Fipe Confcommercio Umbria, sulla linea di Fipe nazionale,  il maggior sindacato di rappresentanza del settore, lancia un grido di allarme: “Senza una iniezione immediata di liquidità – sottolinea il presidente regionale Fipe Romano Cardinali – 
un aiuto economico significativo e una prospettiva circa la riapertura, tante delle nostre imprese non ce la faranno, e l’Italia e l’Umbria si troveranno impoverite di una rete di ristoranti e locali che sono una componente fondamentale e qualificante dell’offerta turistica, che a livello nazionale conta 300mila imprenditori, dà lavoro a 1 milione e duecentomila persone, sviluppa un volume d’affari superiore agli 86 miliardi, con un valore aggiunto di 46 miliardi di euro. E purtroppo – continua Cardinali – la lettura delle bozze del decreto liquidità non ci conforta. Secondo quello che possiamo valutare dalle anticipazioni, le misure del governo si rivelano utili solo per gli imprenditori che chiederanno prestiti sotto i 25mila euro.

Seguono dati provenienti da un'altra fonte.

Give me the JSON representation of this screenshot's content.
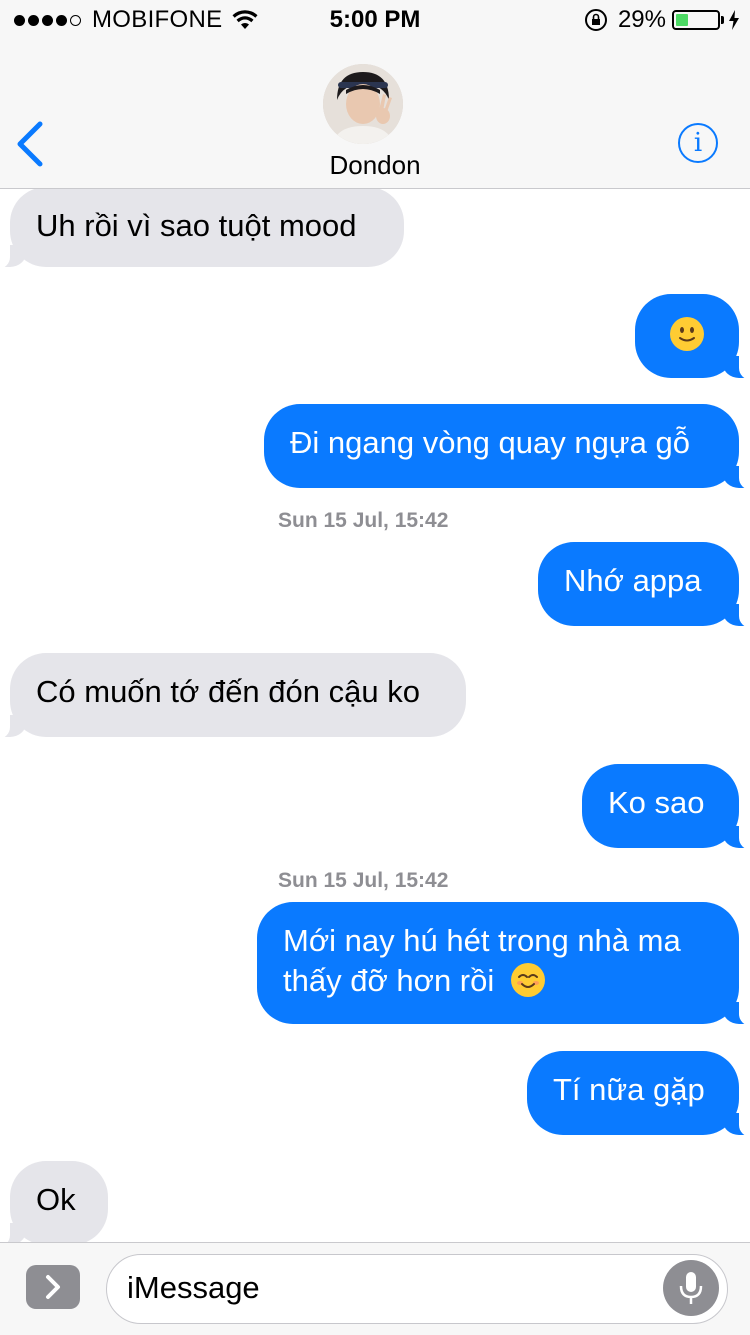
{
  "status_bar": {
    "carrier": "MOBIFONE",
    "time": "5:00 PM",
    "battery_percent_label": "29%",
    "battery_level": 0.29,
    "signal_bars_filled": 4,
    "signal_bars_total": 5
  },
  "header": {
    "contact_name": "Dondon",
    "back_icon": "chevron-left-icon",
    "info_icon": "info-icon",
    "info_glyph": "i"
  },
  "messages": [
    {
      "direction": "incoming",
      "text": "Uh rồi vì sao tuột mood"
    },
    {
      "direction": "outgoing",
      "text": "🙂"
    },
    {
      "direction": "outgoing",
      "text": "Đi ngang vòng quay ngựa gỗ"
    },
    {
      "type": "timestamp",
      "text": "Sun 15 Jul, 15:42"
    },
    {
      "direction": "outgoing",
      "text": "Nhớ appa"
    },
    {
      "direction": "incoming",
      "text": "Có muốn tớ đến đón cậu ko"
    },
    {
      "direction": "outgoing",
      "text": "Ko sao"
    },
    {
      "type": "timestamp",
      "text": "Sun 15 Jul, 15:42"
    },
    {
      "direction": "outgoing",
      "text_line1": "Mới nay hú hét trong nhà ma",
      "text_line2": "thấy đỡ hơn rồi",
      "emoji": "😊"
    },
    {
      "direction": "outgoing",
      "text": "Tí nữa gặp"
    },
    {
      "direction": "incoming",
      "text": "Ok"
    }
  ],
  "input_bar": {
    "expand_glyph": "›",
    "placeholder": "iMessage",
    "mic_icon": "microphone-icon"
  },
  "colors": {
    "accent": "#0a7aff",
    "incoming_bubble": "#e5e5ea",
    "timestamp": "#8e8e93",
    "battery": "#4cd964"
  }
}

Chi chiederà cifre superiori ai 25mila euro deve fare diversi passaggi e rischia di dover aspettare tempi lunghi. Una situazione che penalizza chi ha maggiori problemi di liquidità e un tempo di sopravvivenza residua breve, come le imprese dei pubblici esercizi, che hanno già perso oltre 22 miliardi di euro nel 2020. Il limite dei 25.000 € con garanzia automatica al 100% deve essere aumentato. Oltre al danno, però, ecco la beffa: chi riuscirà ad accedere ai prestiti, rischia di dover utilizzare buona parte del credito per pagare le tasse, la cui scadenza è stata prorogata solo fino a maggio. Non sottovalutiamo lo sforzo fatto dal governo – dice ancora Cardinali – ma serve velocità, zero burocrazia e certezza dei tempi e soprattutto servono risorse vere, contributi a fondo perduto per compensare anche solo parzialmente la perdita del fatturato. Indebitandosi si sposta il problema, non lo si risolve”.

Da Fipe Umbria anche la richiesta di indicazioni chiare, prima possibile, se non sui tempi, almeno sulle modalità di riapertura. “Proprio perché la tutela della salute deve essere sempre la priorità per tutti – prosegue Cardinali – i pubblici esercizi hanno bisogno di conoscere con largo anticipo rispetto alla data in cui potranno riaprire le regole da adottare, in materia ad esempio di distanziamento, in modo da potersi preparare fin da subito, adattare le strutture e preparare il personale, dato che davvero non possiamo permetterci di perdere neppure un minuto e dobbiamo essere messi nelle condizioni di operare appena sarà stabilito”.  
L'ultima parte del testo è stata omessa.